Georgia Tech will lead a consortium of 12 universities and 12 national labs as part of a $25 million U.S. Department of Energy National Nuclear Security Administration (NNSA) award. This is the second time Georgia Tech has won this award and led research and development efforts to aid NNSA’s nonproliferation, nuclear science, and security endeavors.

The Consortium for Enabling Technologies and Innovation (ETI) 2.0 will leverage the strong foundation of interdisciplinary, collaboration-driven technological innovation developed in the ETI Consortium funded in 2019. The technical mission of the ETI 2.0 team is to advance technologies across three core disciplines: data science and digital technologies in nuclear security and nonproliferation, precision environmental analysis for enhanced nuclear nonproliferation vigilance and emergency response, and emerging technologies. They will be advanced by research projects in novel radiation detectors, algorithms, testbeds, and digital twins.

“What we're trying to do is bring those emergent technologies that are not implemented right now to fruition,” said Anna Erickson, Woodruff Professor and associate chair for research in the George W. Woodruff School of Mechanical Engineering, who leads both grants. “We want to understand what's ahead in the future for both the technology and the threats, which will help us determine how we can address it today.” 

While half the original collaborators remain, Erickson sought new institutional partners for their research expertise, including Abilene Christian University, University of Alaska Fairbanks, Stony Brook University, Rensselaer Polytechnic Institute, and Virginia Commonwealth University. Other university collaborators include the Colorado School of Mines, the Massachusetts Institute of Technology, Ohio State University, Texas A&M University, the University of Texas at Austin, and the University of Wisconsin–Madison.  

National lab partners are the Argonne National Laboratory, Brookhaven National Laboratory, Idaho National Laboratory, Lawrence Berkeley National Laboratory, Lawrence Livermore National Laboratory, Los Alamos National Laboratory, Nevada National Security Site, Oak Ridge National Laboratory, Pacific Northwest National Laboratory, Princeton Plasma Physics Laboratory, Sandia National Laboratories, and Savannah River National Laboratory.

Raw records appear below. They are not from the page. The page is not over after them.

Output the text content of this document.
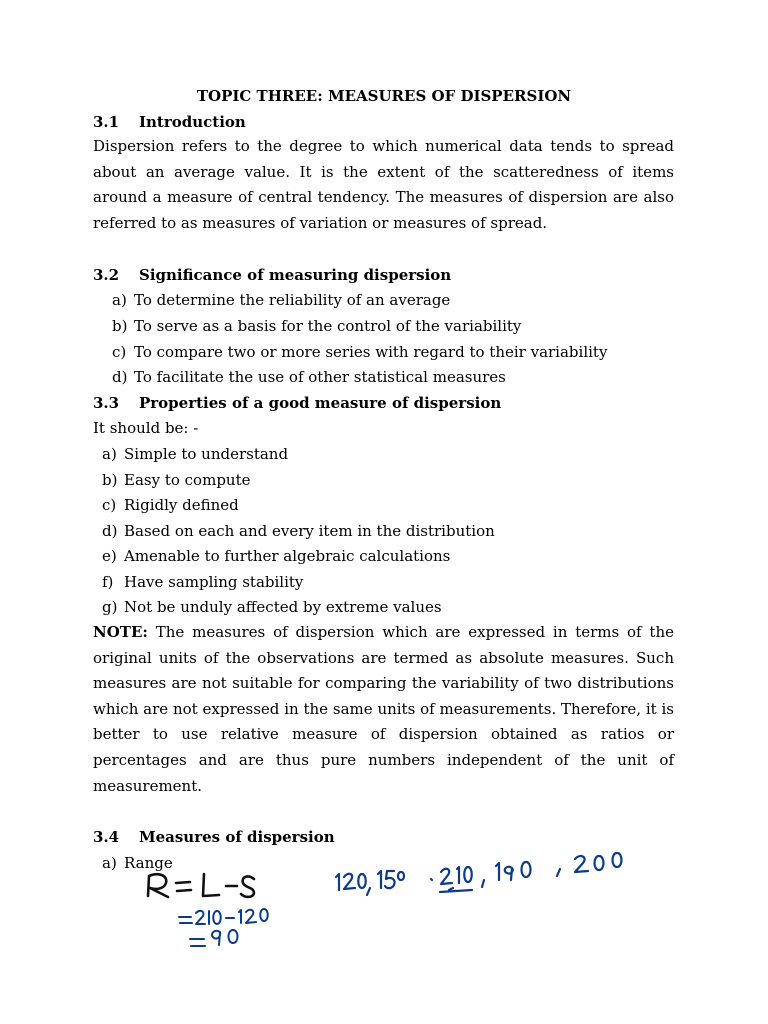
TOPIC THREE: MEASURES OF DISPERSION
3.1 Introduction

Dispersion refers to the degree to which numerical data tends to spread about an average value. It is the extent of the scatteredness of items around a measure of central tendency. The measures of dispersion are also referred to as measures of variation or measures of spread.

3.2 Significance of measuring dispersion
a) To determine the reliability of an average
b) To serve as a basis for the control of the variability
c) To compare two or more series with regard to their variability
d) To facilitate the use of other statistical measures
3.3 Properties of a good measure of dispersion
It should be: -
a) Simple to understand
b) Easy to compute
c) Rigidly defined
d) Based on each and every item in the distribution
e) Amenable to further algebraic calculations
f) Have sampling stability
g) Not be unduly affected by extreme values

NOTE: The measures of dispersion which are expressed in terms of the original units of the observations are termed as absolute measures. Such measures are not suitable for comparing the variability of two distributions which are not expressed in the same units of measurements. Therefore, it is better to use relative measure of dispersion obtained as ratios or percentages and are thus pure numbers independent of the unit of measurement.

3.4 Measures of dispersion
a) Range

The partners, along with the other NNSA Consortia, gathered at Texas A&M in June to present the new results of the research — NNSA DNN R&D University Program Review — and the kickoff will be hosted in Atlanta in February 2025. More than 300 collaborators, including 150 students, met for four days to share their research and develop new partnerships. 

Engaging students in research in the nuclear nonproliferation field is a key part of the award. The plan is to train over 50 graduate students, provide internships for graduate and undergraduate students, and offer faculty-student lab visit fellowships. This pipeline aims to develop well-rounded professionals equipped with the expertise to tackle future nonproliferation challenges.

“Because nuclear proliferation is a multifaceted problem, we try to bring together people from outside nuclear engineering to have a conversation about the problems and solutions,” Erickson said.

“One of the biggest accomplishments of ETI 1.0 is this incredible relationship that our university PIs have been able to forge with national labs,” she said. “Over five years, we've supported over 70 student internships at national labs, and we have already transitioned a number of Ph.D. students to careers at national labs.” 

As the consortium efforts continue, the team looks forward to the next phase of engagement with government, university, and national lab partners.

“With a united team and a focus on cutting-edge technologies, the ETI 2.0 consortium is poised to break new ground in nuclear nonproliferation,” Erickson said. “Collaboration is the fuel, and innovation is the engine.”